Bei einem Neubaubedarf von mindestens 25.000 Wohnungen pro Jahr, erscheint diese Regelung also nicht einmal verhältnismäßig. Kein Wunder gab es dazu von Anfang an Zweifel von Verfassungsexperten, als das Zweckentfremdungsverbot in Berlin in Kraft trat.

Das Zweckentfremdungsverbot schadet der Berliner Wirtschaft

Das Berliner Zweckentfremdungsverbot ist somit nicht nur ineffektiv. Es führt außerdem zu Kollateralschäden sowohl für den Lebensunterhalt zahlreicher Berliner als auch für viele kleine Gewerbe.

Ferienwohnungen in Berlin liegen oft in Teilen der Hauptstadt, wo weniger Hotels zu finden sind. Also in typischen Berliner Kiezen wie Prenzlauer Berg (Schönhauser Allee, Prenzlauer Allee), Neukölln (Sonnenallee, Weserstraße) oder Friedrichshain (Boxhagener Straße), welche durch wachsenden Tourismus belebt und bereichert wurden.

Top 10 Airbnb Straßen in Berlin (Anzahl Anzeigen)
Quelle: AirbnbvsBerlin

Außerdem bieten Ferienwohnungen für zahlreiche Familien und junge Leute eine günstigere Unterkunftsmöglichkeit als Hotels.

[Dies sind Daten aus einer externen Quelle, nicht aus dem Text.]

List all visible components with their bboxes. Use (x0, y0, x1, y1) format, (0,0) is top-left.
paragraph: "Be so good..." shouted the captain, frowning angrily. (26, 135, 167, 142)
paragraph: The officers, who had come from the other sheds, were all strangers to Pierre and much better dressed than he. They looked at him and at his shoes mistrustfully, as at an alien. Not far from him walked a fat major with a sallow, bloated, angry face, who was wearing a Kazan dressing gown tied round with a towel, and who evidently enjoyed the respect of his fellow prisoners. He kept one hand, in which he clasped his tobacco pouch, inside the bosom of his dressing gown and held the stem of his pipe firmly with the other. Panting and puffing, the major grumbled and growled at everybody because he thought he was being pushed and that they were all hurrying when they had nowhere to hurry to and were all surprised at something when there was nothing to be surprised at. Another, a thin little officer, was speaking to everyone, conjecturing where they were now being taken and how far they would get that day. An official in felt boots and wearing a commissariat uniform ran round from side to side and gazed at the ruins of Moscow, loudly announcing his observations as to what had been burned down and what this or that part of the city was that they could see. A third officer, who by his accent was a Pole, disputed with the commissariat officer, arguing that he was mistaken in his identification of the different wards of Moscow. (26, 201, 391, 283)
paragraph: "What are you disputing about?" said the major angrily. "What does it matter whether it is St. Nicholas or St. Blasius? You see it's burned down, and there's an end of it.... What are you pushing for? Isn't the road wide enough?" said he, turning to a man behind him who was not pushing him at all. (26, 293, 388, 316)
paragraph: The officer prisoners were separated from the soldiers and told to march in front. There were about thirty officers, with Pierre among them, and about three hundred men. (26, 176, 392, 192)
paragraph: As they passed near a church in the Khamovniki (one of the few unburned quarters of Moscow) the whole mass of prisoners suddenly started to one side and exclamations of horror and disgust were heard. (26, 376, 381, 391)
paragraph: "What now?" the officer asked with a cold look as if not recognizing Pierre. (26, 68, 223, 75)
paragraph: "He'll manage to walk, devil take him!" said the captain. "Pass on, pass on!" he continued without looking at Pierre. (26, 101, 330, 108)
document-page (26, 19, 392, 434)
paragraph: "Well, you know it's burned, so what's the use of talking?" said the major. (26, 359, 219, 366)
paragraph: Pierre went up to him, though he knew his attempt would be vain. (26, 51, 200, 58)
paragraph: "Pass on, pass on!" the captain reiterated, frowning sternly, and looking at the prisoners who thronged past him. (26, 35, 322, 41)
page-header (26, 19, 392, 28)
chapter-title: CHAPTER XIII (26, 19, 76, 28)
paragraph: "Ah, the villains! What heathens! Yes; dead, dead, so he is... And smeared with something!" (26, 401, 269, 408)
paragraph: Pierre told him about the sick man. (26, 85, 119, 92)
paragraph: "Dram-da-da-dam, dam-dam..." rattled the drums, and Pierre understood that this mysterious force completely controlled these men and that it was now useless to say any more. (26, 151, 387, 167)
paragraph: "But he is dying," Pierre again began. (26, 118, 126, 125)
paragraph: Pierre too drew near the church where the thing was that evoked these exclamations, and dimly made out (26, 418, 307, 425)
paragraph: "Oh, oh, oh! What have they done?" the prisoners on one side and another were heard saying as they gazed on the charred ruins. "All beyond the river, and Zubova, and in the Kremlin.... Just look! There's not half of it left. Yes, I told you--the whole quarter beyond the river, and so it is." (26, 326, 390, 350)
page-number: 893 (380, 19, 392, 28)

Ein strikt durchgesetztes Ferienwohnungsverbot wird sich daher langfristig negativ auf den Tourismus auswirken. Und weniger Ferienwohnungen wiederum bedeuten höhere Preise für Ferienunterkünfte und natürlich auch Hotels.

Hinzu kommt, dass weniger Tourismus in Kiezen, wo das Hotelangebot ansonsten gering ist, auch der lokalen Wirtschaft schadet. So werden kleinere Cafés, Läden oder Restaurants sich nicht mehr über die Kundschaft von jenen Touristen freuen können, die bevorzugten, eine Wohnung in Neukölln oder Wedding zu mieten statt in einem Hotel am Alexanderplatz unterzukommen.

Leider wird – ähnlich wie beim Mietendeckel – mit dem Zweckentfremdungsverbot dem Wohnungsmarkt keineswegs geholfen. Ganz im Gegenteil – es schafft lediglich ein neues Bürokratiemonster und schadet gleichzeitig der Berliner Wirtschaft, ohne dass das Problem der Wohnungsnot auch nur ansatzweise gelöst wird.